Wenn der kündigende Versorger nicht zugleich auch Grundversorger des Kunden ist oder ein ordentliches, beiderseitiges Kündigungsrecht vertraglich vereinbart war, dann ist dies sicher richtig.

Problematisch waren bisher wohl die Änderungskündigungen von Grundversorgern gegenüber ihren Sondervertragskunden, deren Verträge etwa konkludent - ohne schriftliche vertragliche Regelungen - zustanden gekommen waren.

Zitat
Original von Black
Die meisten Versorger werden dazu übergehen im Bereich der Sonderkundenverträge keine risikoreichen Rechtsstreite mit den Kunden  um Preisanpassungsrechte mehr zu führen, sondern sich recht schnell von den  Widersprchskunden zu trennen. Es steht zu erwarten, dass derjenige, der auf diese Weise bei mehreren Versorgern \"geflogen\" ist irgendwann zwangsläufig in der Grundversorgung landet.
Ja, danach sieht es aus. Die GGEW etwa bietet nur noch auf ein Jahr befristete Sonderverträge an. In den Vertragsbedingungen stellt sie in Aussicht, rechtzeitig vor Vertragsende ein neues Vertragsangebot unterbreiten zu wollen.

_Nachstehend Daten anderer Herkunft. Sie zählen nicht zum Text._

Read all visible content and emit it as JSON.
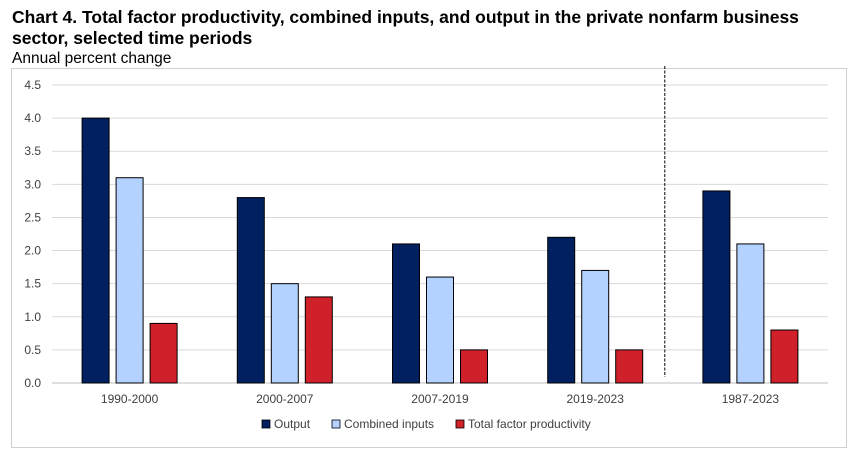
{
  "chart_data": {
    "type": "bar",
    "title": "Chart 4. Total factor productivity, combined inputs, and output in the private nonfarm business sector, selected time periods",
    "subtitle": "Annual percent change",
    "categories": [
      "1990-2000",
      "2000-2007",
      "2007-2019",
      "2019-2023",
      "1987-2023"
    ],
    "series": [
      {
        "name": "Output",
        "color": "#002060",
        "values": [
          4.0,
          2.8,
          2.1,
          2.2,
          2.9
        ]
      },
      {
        "name": "Combined inputs",
        "color": "#b4d2ff",
        "values": [
          3.1,
          1.5,
          1.6,
          1.7,
          2.1
        ]
      },
      {
        "name": "Total factor productivity",
        "color": "#d0202a",
        "values": [
          0.9,
          1.3,
          0.5,
          0.5,
          0.8
        ]
      }
    ],
    "ylim": [
      0,
      4.5
    ],
    "yticks": [
      "0.0",
      "0.5",
      "1.0",
      "1.5",
      "2.0",
      "2.5",
      "3.0",
      "3.5",
      "4.0",
      "4.5"
    ],
    "grid": true,
    "legend_position": "bottom",
    "separator_before_category": 4
  }
}
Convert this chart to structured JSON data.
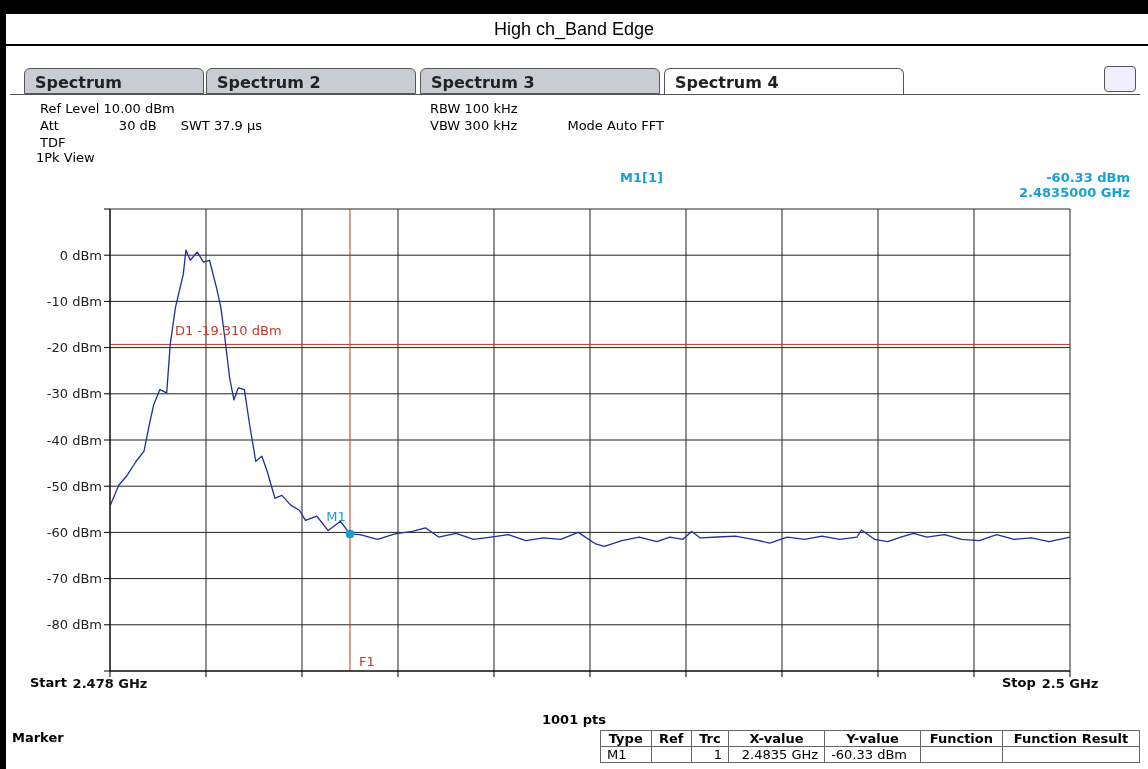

Vermieter und Arbeitgeber haben so etwas zwecks Umgehung des Mieter- bzw. Kündigungsschutzes ja auch mal probiert; mit dem Ergebnis, das ab dem fünften Vertrag von einem Dauerschuldverhältnis ausgegangen wurde. Dies wird im Energiebereich aber wohl nicht so kommen. Der Kunde ist ja durch die Grundversorgungspflicht abgesichert und kann eventuell auch bei einem anderen Anbieter einen neuen Sondervertrag abschließen.

Zitat
Original von Black
2. Nach meiner Ansicht kann § 315 BGB in der Grundversorgung nicht mit dem Verweis auf günstigere Sonderkundenverträge abgelehnt werden.
Na wenn Sie das sagen - schön!

Sehe ich da etwa schon die Sonne des Rechtsfriedens am Horizont aufgehen?

Aber halt - die aufmüpfigen Kunden in der Grundversorgung werden für die Versorger weiterhin ein Problem darstellen.

Was ist mit den Totalverweigerern, die sich für ganz clever halten und schon vor Lieferbeginn in der Ersatz- und Grundversorgung einen Unbilligkeitseinwand stellen?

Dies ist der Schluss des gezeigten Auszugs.